Above all is comunication problem. If you want to be outside spain that´s ok. But what are you going to do with the other 50% o Basque people who wants to be spanish?
Irene, Madrid, Spain
I wonder if you realize how much using the term "separatists" instead of "terrorists" to describe members of ETA rankles with the Spanish people?
Nedra Rivera, Madrid, Spain
First. Most of us in Spain appreciate the fact that The Times seems to have printed the word "terrorist" for the first time in many years in reference to ETA. It would sound odd to describe Mohammed Atta as an "idealistic young Muslim trainee pilot". ETA is on the list of the EU's terrorist organisations, along with Al Qaeda. What more is required for The Times to include that dreaded word in its headlines?
Second. If you want your sentence of 3000 years to be reduced to 18 (almost 9 months per broken family), judicial systems tend to appreciate a little remorse in the serial murderer.
Third and last. Hunger strikes tend to work better when the you actually LIKE the guy -- Gandhi, for example -- and not so much when you are the defiant, unrepented murderer of 25 people. De Juana's hunger strike is an issue between him and his stomach. Where are all those liberal "right to die" activists?
Pablo, Madrid, Spain
Dear mr/mrs.:
I dare to talk about your article, even being my english too bad.
- It´s not true that the courts are more conservative than progressive. (Zapatero has been working in this affair last 2 years)

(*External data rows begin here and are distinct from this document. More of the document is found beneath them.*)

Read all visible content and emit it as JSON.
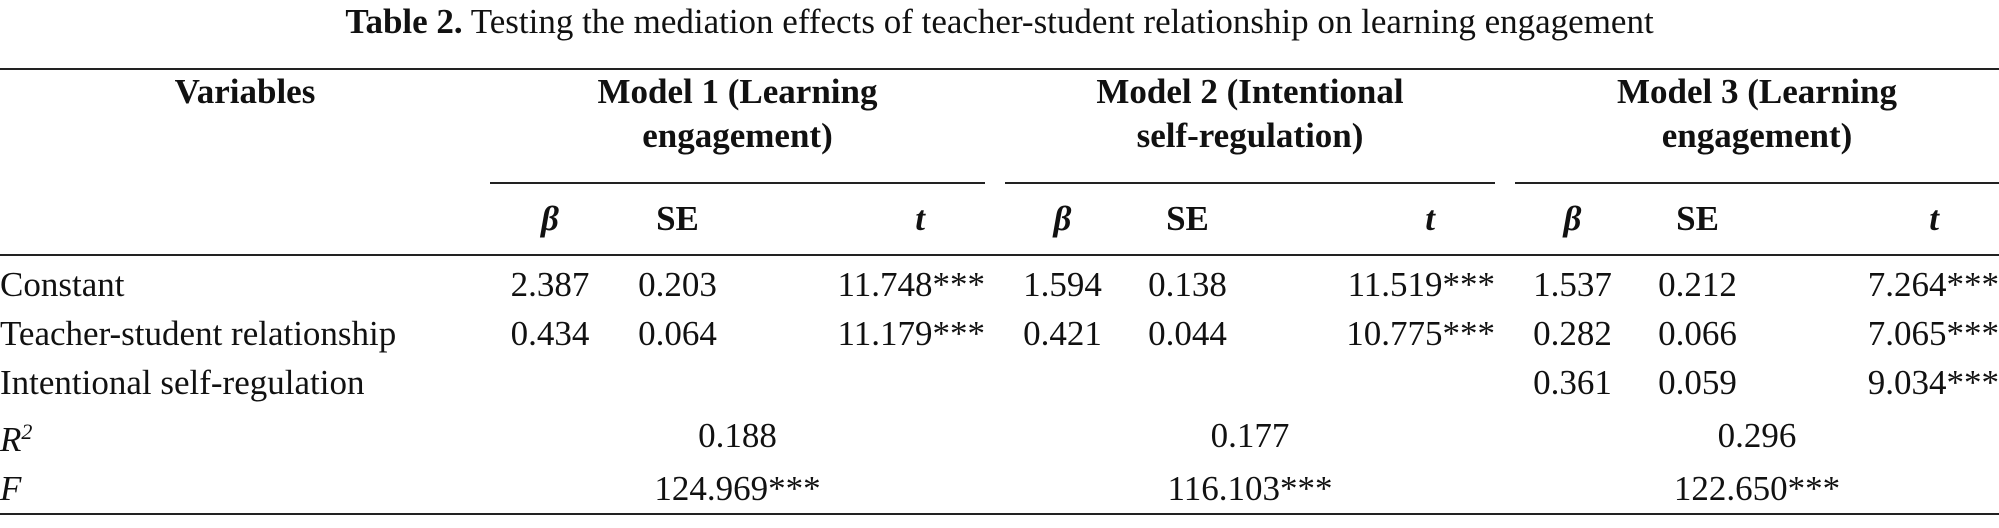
{
  "caption": {
    "label": "Table 2.",
    "text": "Testing the mediation effects of teacher-student relationship on learning engagement"
  },
  "header": {
    "variables": "Variables",
    "models": [
      {
        "line1": "Model 1 (Learning",
        "line2": "engagement)"
      },
      {
        "line1": "Model 2 (Intentional",
        "line2": "self-regulation)"
      },
      {
        "line1": "Model 3 (Learning",
        "line2": "engagement)"
      }
    ],
    "sub": {
      "beta": "β",
      "se": "SE",
      "t": "t"
    }
  },
  "rows": [
    {
      "label": "Constant",
      "m1": [
        "2.387",
        "0.203",
        "11.748***"
      ],
      "m2": [
        "1.594",
        "0.138",
        "11.519***"
      ],
      "m3": [
        "1.537",
        "0.212",
        "7.264***"
      ]
    },
    {
      "label": "Teacher-student relationship",
      "m1": [
        "0.434",
        "0.064",
        "11.179***"
      ],
      "m2": [
        "0.421",
        "0.044",
        "10.775***"
      ],
      "m3": [
        "0.282",
        "0.066",
        "7.065***"
      ]
    },
    {
      "label": "Intentional self-regulation",
      "m1": [
        "",
        "",
        ""
      ],
      "m2": [
        "",
        "",
        ""
      ],
      "m3": [
        "0.361",
        "0.059",
        "9.034***"
      ]
    }
  ],
  "fit": {
    "r2": {
      "label": "R",
      "sup": "2",
      "values": [
        "0.188",
        "0.177",
        "0.296"
      ]
    },
    "f": {
      "label": "F",
      "values": [
        "124.969***",
        "116.103***",
        "122.650***"
      ]
    }
  }
}
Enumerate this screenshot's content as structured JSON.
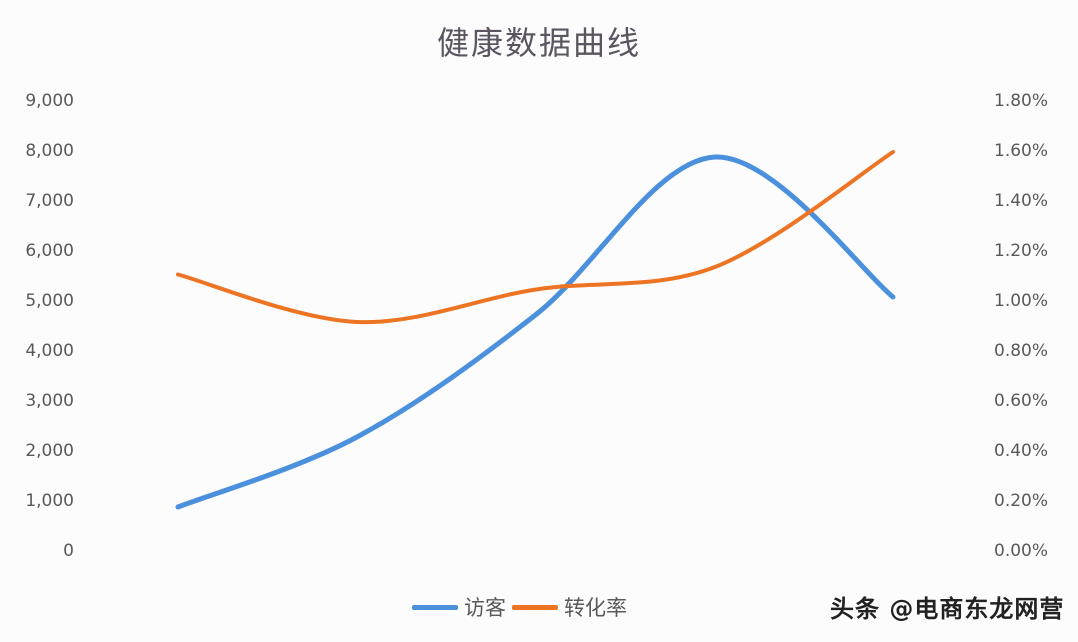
{
  "header": {
    "title": "健康数据曲线"
  },
  "axes": {
    "left_ticks": [
      "9,000",
      "8,000",
      "7,000",
      "6,000",
      "5,000",
      "4,000",
      "3,000",
      "2,000",
      "1,000",
      "0"
    ],
    "right_ticks": [
      "1.80%",
      "1.60%",
      "1.40%",
      "1.20%",
      "1.00%",
      "0.80%",
      "0.60%",
      "0.40%",
      "0.20%",
      "0.00%"
    ]
  },
  "legend": {
    "items": [
      {
        "label": "访客",
        "color": "#4a90dc"
      },
      {
        "label": "转化率",
        "color": "#ed7423"
      }
    ]
  },
  "watermark": "头条 @电商东龙网营",
  "colors": {
    "visitors": "#4a90dc",
    "conversion": "#ed7423",
    "text": "#595959"
  },
  "chart_data": {
    "type": "line",
    "title": "健康数据曲线",
    "x": [
      1,
      2,
      3,
      4,
      5
    ],
    "categories": [
      "",
      "",
      "",
      "",
      ""
    ],
    "series": [
      {
        "name": "访客",
        "axis": "left",
        "values": [
          900,
          2300,
          4750,
          7900,
          5100
        ],
        "color": "#4a90dc",
        "smooth": true
      },
      {
        "name": "转化率",
        "axis": "right",
        "values": [
          1.11,
          0.92,
          1.05,
          1.14,
          1.6
        ],
        "unit": "%",
        "color": "#ed7423",
        "smooth": true
      }
    ],
    "xlabel": "",
    "ylabel": "",
    "y2label": "",
    "ylim": [
      0,
      9000
    ],
    "y2lim": [
      0.0,
      1.8
    ],
    "grid": false,
    "legend_position": "bottom"
  }
}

- The gangs that you define like tennagers are delinquents and the human resources providers of ETA. Police had to do their own work.
- ¿Do you think is good enough 4 years in jail for a person who has killed 25 people?

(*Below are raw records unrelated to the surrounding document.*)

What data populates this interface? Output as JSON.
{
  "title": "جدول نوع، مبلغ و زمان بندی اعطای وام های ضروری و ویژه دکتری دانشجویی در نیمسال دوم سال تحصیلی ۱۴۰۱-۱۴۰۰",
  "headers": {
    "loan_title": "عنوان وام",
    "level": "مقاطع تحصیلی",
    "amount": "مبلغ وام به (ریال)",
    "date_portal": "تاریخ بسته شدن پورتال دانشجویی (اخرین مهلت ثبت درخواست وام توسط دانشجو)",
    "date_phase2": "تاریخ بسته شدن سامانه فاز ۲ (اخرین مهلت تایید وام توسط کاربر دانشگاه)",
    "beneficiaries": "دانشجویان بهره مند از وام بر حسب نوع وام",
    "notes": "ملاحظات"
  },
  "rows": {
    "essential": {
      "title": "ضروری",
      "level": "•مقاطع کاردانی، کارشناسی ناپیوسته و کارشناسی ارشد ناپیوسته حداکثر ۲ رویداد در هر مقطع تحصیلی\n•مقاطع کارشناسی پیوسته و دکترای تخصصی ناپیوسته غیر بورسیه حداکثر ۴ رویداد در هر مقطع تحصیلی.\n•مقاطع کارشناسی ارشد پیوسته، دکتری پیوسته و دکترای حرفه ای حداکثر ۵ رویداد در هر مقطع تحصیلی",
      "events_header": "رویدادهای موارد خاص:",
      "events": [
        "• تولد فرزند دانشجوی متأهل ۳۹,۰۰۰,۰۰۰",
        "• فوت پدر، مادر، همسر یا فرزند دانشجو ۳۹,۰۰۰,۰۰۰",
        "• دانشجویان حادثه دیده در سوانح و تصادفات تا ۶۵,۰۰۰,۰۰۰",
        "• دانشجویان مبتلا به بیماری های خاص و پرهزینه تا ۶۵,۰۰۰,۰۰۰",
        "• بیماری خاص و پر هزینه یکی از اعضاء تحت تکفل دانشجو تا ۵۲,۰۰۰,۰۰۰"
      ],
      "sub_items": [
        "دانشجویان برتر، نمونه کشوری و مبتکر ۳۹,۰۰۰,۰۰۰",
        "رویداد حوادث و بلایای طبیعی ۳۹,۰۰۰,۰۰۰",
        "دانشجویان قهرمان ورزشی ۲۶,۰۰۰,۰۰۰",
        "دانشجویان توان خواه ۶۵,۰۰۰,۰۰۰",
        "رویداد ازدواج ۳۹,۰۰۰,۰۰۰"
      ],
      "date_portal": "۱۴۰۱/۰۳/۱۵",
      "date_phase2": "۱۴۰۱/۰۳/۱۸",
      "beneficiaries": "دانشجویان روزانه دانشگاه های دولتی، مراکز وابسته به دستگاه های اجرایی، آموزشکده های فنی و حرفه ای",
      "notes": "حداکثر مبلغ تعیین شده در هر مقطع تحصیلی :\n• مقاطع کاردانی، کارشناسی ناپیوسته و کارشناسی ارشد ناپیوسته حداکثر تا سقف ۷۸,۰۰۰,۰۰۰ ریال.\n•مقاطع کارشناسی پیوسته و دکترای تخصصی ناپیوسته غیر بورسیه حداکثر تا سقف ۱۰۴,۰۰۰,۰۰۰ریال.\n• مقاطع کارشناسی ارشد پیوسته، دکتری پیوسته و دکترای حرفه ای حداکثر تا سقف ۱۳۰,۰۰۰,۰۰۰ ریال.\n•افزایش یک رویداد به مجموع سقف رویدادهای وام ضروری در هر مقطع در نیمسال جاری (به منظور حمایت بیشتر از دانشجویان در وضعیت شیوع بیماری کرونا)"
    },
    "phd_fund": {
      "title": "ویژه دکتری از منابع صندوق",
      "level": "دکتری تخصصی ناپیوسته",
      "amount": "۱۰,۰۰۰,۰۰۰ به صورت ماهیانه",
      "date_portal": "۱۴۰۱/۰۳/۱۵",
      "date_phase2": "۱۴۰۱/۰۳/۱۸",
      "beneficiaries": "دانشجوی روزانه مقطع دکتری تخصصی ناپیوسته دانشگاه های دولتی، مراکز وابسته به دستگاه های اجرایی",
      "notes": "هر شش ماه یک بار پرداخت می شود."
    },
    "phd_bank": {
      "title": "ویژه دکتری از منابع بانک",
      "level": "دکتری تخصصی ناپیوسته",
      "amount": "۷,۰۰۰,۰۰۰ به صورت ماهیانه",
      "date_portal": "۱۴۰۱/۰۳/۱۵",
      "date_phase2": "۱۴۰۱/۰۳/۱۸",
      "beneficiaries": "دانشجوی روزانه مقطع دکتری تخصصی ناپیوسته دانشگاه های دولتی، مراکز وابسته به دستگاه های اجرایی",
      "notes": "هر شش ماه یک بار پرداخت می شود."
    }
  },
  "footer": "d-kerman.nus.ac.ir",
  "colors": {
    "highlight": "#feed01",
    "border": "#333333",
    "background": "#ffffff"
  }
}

It´s a great truth that spanish people have to learn from the british people how to deal with terrorist and how to win them also talking, but, overall, we want peace based on the justice.
Sorry, but I Think you are wrong again.
Best regards.
LUCAS DE HARO, Madrid, Spain
This is the spanish justice:
One that will attempt against the sexual freedom,
with violence will be punished in charge of sexual
aggression with the prison of one to four years.
A young basque was condemned 16 years of prison by burns it of a bank automatic teller.